Research Data Management Working Group

FAIRness of Repositories & Their Data: Research Data Management Working Group Report

Posted: 24-06-2019 Topics: Strategy

The results of two data repositories surveys, carried out by LIBER’s Research Data Management Working Group, are now available.

The report, which can be downloaded from Zenodo, summarises the answers given by managers, librarians and technical staff with regards to:

  • The FAIRness of repositories and their data;
  • Misconceptions related to the principles’ definition and implementation;
  • The complexity of the implementation and the importance of the FAIR principles for the repository community.

Best Practices

Best Practices for the implementation of the FAIR principles are summarised in the report, such as:

  • DOI, Handle, URN, URI or locally generated numbers should be used as permanent identifiers for metadata records and data.
  • Well-known standardized global vocabularies such as ISO vocabularies for country and language codes, as well as COAR, OpenAIRE, and DataCitevocabularies for publication/resource types, access status and roles should be applied as much as possible.
  • Repositories should preserve information about data provenance stored in metadata: creator, institutions – publishers, source, mail address, publication year, production year, geo-location, data collector, data manager, distributor, editor, funder, producer, rights holder, sponsor, and supervisor.

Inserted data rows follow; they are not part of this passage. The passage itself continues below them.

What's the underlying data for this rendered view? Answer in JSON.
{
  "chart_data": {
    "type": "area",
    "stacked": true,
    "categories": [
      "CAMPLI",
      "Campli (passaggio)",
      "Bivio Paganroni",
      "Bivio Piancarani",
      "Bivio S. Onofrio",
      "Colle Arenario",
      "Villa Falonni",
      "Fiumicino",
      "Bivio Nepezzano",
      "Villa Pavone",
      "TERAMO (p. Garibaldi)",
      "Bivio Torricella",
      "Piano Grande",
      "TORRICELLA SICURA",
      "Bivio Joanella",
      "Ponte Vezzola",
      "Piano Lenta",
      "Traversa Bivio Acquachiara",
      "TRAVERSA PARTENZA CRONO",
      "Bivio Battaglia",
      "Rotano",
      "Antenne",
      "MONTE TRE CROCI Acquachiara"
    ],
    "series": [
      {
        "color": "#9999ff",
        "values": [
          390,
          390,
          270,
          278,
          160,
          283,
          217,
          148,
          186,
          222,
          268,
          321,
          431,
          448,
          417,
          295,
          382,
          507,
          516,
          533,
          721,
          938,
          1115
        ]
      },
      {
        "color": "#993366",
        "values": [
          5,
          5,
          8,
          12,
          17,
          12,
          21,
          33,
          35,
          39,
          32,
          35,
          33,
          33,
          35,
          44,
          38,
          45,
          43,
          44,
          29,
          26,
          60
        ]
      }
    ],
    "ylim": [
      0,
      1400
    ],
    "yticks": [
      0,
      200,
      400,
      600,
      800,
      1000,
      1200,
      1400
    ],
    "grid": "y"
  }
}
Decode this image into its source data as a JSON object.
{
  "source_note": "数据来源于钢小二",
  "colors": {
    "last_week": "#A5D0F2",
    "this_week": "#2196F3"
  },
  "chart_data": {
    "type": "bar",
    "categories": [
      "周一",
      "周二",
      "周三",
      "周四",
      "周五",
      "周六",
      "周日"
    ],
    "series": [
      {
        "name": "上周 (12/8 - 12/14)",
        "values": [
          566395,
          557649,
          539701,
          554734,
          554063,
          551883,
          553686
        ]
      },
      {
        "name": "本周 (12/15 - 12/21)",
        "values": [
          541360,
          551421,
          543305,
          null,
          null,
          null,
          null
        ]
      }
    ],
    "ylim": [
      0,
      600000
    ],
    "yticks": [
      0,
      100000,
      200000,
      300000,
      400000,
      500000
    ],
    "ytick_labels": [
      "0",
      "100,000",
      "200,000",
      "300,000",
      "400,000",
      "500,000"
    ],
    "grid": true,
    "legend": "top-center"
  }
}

At the same time, the surveys highlighted some misunderstanding of the FAIR Principles, and misleading implementations.

Misunderstandings

  • Rich Metadata Models -The definition of what constitutes a rich metadata model is not well defined, and this leads to some misunderstanding of the F2 FAIR principle. In this survey, a majority of respondents said they used a rich data model but 12 of the analyzed repositories had 13 or fewer mandatory fields. Of these, eight had seven or fewer mandatory fields.
  • Machine Readability – Nearly 80% of respondents said their repositories completely comply with the I1 FAIR principle: (meta)data use a formal, accessible, shared, and broadly applicable language for knowledge representation). This means humans and computers should be able to exchange and interpret each other’s data4. Data should be readable for machines without the need for specialised or ad hoc algorithms, translators, or mappings. In order to ensure this, it is critical to use (1) commonly used controlled vocabularies, ontologies, thesauri and (2) a well-defined framework to describe and structure (meta)data. However, 45% didn’t answer or said they didn’t know whether their repository could display metadata in some semantic web technology such as OWL, RDF notation. Five repositories offer metadata in a semantic web technology, while four plan to implement this feature. The remaining seven respondents reported that there was no such possibility in their repository.
  • Metadata Provenance – Although provenance of (meta)data (R1.2) should be described in a machine-readable format, some implementations of this FAIR principle include a free-text provenance description or an attached file which describes provenance.
  • Missing Infrastructure – Taking into account that the I2 FAIR principle is often missed and quite complicated for implementation, an infrastructure/platform/service which could help in this implementation should be a top priority of EU and other funding programs.


Thank you to everyone who took part in the surveys. On behalf of LIBER’s Research Data Management Working Group, we appreciate your time and effort.